Конюшенного звали Радогостем, и было это имя как бы противно истинной сути этого человека, но только в те поры, когда он не брал в руки гусли и не выплескивал из груди грустную, а вместе радостную песнь, чудными, едва ли не райскими звуками оттесняющими хладность жизни, а пуще того ласкающими ослабевшее в тягостных бореньях человеческое сердце. В эти поры тем, кто оказывался возле сказителя, мнилось, что Радогость одно только и знает: возносить в небесные дали песнь свою, и возносить так высоко, чтобы от нее исходила благодать на все росские земли, хотя бы и нестойкая, способная в любое мгновение растаять. Но то и ладно, что этого еще не случалось, а если даже случится, то не скоро…
Радогость со вниманием наблюдал за тем, как Найден, так по прошествии времени стали звать мальчонку, оглаживал маленькой жесткой ладонью вороного жеребенка, запустив руку в свалявшуюся гривку и что-то бормотал невесть на каком наречье, но, должно быть, на том, о котором ныне и сам запамятовал, а только нечто допрежь его прихода на Русь, вроде бы удавленное, когда кажется, что уже и не сыщешь ничего в душе, вдруг да и давало о себе знать, и чаще нечаянно, ничем со стороны не подталкиваемо.
Святослав, подойдя поближе к Радогостю, прислушался к бормотанию Найдена и вдруг понял, откуда этот вьюноша?.. Ну, конечно же, с Вольного Поля, должно быть, проживал в поселье бродников, с малолетства обученных держаться в седле; не в один день сыщешь сходного с ними повадками и умелостью в верховой езде.

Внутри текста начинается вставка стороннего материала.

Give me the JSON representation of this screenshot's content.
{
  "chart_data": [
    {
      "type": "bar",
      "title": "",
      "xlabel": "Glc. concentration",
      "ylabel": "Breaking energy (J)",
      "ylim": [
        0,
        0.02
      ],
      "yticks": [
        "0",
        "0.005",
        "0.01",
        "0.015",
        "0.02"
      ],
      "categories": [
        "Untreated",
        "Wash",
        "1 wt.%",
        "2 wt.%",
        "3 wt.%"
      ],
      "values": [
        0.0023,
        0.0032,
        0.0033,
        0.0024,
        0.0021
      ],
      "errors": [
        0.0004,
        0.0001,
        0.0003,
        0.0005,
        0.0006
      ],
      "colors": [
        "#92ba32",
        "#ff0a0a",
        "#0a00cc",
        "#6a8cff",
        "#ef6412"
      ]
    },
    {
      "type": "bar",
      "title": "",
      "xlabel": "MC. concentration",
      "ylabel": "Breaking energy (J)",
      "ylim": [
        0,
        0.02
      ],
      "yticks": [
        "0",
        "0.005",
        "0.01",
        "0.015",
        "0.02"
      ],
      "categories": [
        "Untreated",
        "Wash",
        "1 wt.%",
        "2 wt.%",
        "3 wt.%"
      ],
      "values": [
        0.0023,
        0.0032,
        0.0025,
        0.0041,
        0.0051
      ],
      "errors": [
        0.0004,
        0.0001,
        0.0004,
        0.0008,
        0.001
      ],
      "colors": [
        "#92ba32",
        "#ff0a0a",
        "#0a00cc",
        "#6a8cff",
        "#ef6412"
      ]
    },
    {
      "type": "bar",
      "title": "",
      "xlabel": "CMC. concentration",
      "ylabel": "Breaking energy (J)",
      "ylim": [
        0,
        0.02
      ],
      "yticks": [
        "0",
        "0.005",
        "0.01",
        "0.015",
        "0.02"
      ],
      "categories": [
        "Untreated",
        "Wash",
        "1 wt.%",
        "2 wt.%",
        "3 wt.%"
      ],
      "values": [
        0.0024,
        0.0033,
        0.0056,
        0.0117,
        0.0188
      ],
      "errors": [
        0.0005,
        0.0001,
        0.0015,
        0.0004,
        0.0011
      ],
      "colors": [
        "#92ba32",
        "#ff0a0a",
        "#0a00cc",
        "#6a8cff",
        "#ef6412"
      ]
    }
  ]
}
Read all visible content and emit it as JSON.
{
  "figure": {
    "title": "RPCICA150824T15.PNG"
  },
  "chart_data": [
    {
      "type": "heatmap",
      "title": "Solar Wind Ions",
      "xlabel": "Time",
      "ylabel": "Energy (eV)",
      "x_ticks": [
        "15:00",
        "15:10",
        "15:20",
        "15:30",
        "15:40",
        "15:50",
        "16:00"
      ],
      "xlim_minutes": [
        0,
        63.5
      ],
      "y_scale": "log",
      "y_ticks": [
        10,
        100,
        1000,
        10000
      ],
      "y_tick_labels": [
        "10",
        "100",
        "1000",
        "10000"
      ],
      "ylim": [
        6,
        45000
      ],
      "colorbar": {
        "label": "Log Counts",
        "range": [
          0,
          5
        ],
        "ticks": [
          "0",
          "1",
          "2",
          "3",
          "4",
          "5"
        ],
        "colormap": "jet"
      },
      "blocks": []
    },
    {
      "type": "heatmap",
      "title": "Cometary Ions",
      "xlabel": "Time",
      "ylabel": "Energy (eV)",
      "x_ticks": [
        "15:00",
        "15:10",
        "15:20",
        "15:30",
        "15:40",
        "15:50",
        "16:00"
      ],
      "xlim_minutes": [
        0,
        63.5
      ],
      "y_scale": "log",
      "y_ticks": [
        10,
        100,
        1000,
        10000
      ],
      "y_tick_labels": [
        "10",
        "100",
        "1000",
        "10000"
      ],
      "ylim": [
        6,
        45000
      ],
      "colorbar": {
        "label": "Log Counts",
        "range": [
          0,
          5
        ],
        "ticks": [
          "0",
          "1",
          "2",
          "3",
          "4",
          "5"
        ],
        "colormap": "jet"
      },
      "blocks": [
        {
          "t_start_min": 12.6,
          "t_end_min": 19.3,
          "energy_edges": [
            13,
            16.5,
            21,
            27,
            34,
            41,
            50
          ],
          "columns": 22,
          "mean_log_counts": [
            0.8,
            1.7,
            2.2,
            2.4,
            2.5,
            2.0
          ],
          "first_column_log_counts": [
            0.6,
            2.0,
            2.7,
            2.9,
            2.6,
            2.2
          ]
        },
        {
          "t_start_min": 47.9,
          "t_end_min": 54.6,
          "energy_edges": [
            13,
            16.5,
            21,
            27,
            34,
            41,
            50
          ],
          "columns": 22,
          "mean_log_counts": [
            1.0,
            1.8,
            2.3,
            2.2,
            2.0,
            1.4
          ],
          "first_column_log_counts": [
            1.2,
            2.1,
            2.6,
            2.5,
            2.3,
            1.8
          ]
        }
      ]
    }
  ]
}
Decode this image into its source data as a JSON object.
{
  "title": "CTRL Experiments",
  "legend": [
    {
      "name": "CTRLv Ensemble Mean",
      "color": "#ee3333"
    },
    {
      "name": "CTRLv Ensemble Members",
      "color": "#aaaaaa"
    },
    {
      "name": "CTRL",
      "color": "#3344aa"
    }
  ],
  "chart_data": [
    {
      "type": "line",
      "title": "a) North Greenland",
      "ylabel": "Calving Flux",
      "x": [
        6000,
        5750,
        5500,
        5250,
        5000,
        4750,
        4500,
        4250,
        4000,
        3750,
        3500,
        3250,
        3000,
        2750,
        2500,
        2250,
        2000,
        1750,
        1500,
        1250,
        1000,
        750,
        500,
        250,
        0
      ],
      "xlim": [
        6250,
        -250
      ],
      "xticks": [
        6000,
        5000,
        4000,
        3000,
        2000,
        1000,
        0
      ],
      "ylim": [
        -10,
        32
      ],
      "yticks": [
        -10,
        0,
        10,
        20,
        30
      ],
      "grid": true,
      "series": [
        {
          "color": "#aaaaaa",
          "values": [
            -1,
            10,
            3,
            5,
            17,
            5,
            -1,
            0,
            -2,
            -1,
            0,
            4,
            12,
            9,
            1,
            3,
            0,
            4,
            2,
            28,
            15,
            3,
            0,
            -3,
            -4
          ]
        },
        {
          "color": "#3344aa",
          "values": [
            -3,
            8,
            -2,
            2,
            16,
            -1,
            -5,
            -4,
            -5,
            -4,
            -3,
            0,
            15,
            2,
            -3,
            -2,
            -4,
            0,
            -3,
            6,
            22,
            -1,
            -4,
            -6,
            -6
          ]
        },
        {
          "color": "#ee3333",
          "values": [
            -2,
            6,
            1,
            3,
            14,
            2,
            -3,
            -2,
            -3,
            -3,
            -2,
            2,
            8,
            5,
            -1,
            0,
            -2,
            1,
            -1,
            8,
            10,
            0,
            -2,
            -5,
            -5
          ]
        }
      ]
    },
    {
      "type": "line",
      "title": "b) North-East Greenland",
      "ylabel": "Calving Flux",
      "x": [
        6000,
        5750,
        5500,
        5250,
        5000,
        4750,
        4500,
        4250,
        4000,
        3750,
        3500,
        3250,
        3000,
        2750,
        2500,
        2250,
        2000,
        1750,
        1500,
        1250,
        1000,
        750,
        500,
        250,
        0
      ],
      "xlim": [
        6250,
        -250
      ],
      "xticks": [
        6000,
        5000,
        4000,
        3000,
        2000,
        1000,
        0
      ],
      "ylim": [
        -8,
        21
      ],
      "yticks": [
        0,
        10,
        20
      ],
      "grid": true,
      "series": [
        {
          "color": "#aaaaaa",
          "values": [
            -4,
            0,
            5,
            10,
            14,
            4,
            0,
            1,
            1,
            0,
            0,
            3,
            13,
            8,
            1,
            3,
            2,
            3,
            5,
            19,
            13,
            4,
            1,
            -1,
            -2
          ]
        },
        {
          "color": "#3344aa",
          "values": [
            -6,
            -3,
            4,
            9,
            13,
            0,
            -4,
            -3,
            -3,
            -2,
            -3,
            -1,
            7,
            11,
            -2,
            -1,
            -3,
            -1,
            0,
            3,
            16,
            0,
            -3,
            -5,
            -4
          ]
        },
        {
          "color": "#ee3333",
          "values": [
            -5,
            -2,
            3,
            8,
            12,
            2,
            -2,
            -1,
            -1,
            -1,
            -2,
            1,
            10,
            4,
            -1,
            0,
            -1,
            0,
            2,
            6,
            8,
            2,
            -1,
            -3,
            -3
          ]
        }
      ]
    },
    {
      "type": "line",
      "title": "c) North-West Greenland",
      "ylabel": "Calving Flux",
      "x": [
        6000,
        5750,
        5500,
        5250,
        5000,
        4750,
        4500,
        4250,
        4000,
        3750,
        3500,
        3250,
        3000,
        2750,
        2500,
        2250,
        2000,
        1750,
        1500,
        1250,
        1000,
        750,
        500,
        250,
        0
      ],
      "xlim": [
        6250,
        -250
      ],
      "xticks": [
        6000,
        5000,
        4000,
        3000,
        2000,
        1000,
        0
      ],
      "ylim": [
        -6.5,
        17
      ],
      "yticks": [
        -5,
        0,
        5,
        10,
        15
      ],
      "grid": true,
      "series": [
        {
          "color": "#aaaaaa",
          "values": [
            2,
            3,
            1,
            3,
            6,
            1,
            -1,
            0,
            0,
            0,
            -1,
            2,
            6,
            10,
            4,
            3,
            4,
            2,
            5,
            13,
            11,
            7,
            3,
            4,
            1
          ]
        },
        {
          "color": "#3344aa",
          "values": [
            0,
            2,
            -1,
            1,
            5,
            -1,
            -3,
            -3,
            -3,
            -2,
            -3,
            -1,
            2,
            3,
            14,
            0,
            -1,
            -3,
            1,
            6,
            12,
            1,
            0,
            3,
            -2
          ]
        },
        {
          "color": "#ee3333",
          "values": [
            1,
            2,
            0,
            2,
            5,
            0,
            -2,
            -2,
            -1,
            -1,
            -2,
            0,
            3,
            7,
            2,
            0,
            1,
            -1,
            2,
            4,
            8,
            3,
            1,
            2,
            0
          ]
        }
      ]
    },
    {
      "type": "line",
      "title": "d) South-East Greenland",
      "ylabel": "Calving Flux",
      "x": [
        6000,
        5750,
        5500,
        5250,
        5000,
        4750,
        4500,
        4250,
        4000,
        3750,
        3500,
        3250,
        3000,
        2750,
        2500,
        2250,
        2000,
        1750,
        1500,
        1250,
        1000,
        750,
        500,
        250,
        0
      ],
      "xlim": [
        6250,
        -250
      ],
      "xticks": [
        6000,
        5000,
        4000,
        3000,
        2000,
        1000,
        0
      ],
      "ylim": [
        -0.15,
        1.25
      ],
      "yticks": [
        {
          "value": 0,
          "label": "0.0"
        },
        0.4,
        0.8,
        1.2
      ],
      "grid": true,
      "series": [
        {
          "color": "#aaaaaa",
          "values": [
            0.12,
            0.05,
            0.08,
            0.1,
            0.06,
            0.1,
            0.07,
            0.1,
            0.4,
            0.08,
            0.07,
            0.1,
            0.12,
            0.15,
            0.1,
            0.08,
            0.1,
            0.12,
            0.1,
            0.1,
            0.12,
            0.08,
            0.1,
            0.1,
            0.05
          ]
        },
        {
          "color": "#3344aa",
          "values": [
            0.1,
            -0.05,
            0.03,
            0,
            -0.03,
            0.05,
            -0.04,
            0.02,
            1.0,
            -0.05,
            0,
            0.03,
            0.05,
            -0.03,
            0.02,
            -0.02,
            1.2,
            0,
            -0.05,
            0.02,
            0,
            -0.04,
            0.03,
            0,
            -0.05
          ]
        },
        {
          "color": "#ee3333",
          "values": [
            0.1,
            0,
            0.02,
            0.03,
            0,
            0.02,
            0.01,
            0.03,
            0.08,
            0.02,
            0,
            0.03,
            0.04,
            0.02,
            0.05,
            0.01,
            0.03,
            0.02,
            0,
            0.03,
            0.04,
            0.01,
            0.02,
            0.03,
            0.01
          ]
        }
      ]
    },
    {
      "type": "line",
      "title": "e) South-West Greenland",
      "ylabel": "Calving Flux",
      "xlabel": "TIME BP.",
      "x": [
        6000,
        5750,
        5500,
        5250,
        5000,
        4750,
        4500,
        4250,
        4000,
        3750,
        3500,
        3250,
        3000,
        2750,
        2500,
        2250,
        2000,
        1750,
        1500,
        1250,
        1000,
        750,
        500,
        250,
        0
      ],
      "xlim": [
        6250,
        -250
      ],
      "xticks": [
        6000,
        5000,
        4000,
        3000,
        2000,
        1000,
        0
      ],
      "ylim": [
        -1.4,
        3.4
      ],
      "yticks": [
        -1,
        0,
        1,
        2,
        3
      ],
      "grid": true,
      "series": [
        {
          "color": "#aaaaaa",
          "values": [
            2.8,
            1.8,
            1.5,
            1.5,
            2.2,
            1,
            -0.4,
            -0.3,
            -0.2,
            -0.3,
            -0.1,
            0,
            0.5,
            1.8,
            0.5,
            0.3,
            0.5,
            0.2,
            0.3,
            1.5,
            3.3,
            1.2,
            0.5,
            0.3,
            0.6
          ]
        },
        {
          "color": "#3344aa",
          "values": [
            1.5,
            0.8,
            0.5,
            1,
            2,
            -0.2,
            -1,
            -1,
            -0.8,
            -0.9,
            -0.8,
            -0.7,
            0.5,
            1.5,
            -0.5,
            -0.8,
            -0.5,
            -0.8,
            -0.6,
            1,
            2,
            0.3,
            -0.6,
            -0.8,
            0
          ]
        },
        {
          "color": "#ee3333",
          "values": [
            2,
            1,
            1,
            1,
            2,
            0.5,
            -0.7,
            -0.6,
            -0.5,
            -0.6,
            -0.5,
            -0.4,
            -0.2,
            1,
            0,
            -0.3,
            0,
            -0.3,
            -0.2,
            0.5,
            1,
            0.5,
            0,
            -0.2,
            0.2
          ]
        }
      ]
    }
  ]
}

— Вот значит как! — сказал Святослав, улыбаясь, и украдливо, так что Радогость даже не заметил, что князь побывал ныне на конюшенном подворье, отошел от него.
2
Писал иудейский царь Иосиф восточному владыке Хасдаи Ибн-Шафруту: «Я живу на островах в дельте могучей реки, прозываемой в нижнем ее течении Итилем, а в верхнем — на славянский лад Воложей, и не пускаю воинственных россов. Не будь меня, они давно покорили бы всю страну исмаильтян. Племена россов сильны и многочисленны, и всяк вьюноша, взросший в сих племенах, не расстается с мечом даже и в те поры, когда тот непотребен ему…»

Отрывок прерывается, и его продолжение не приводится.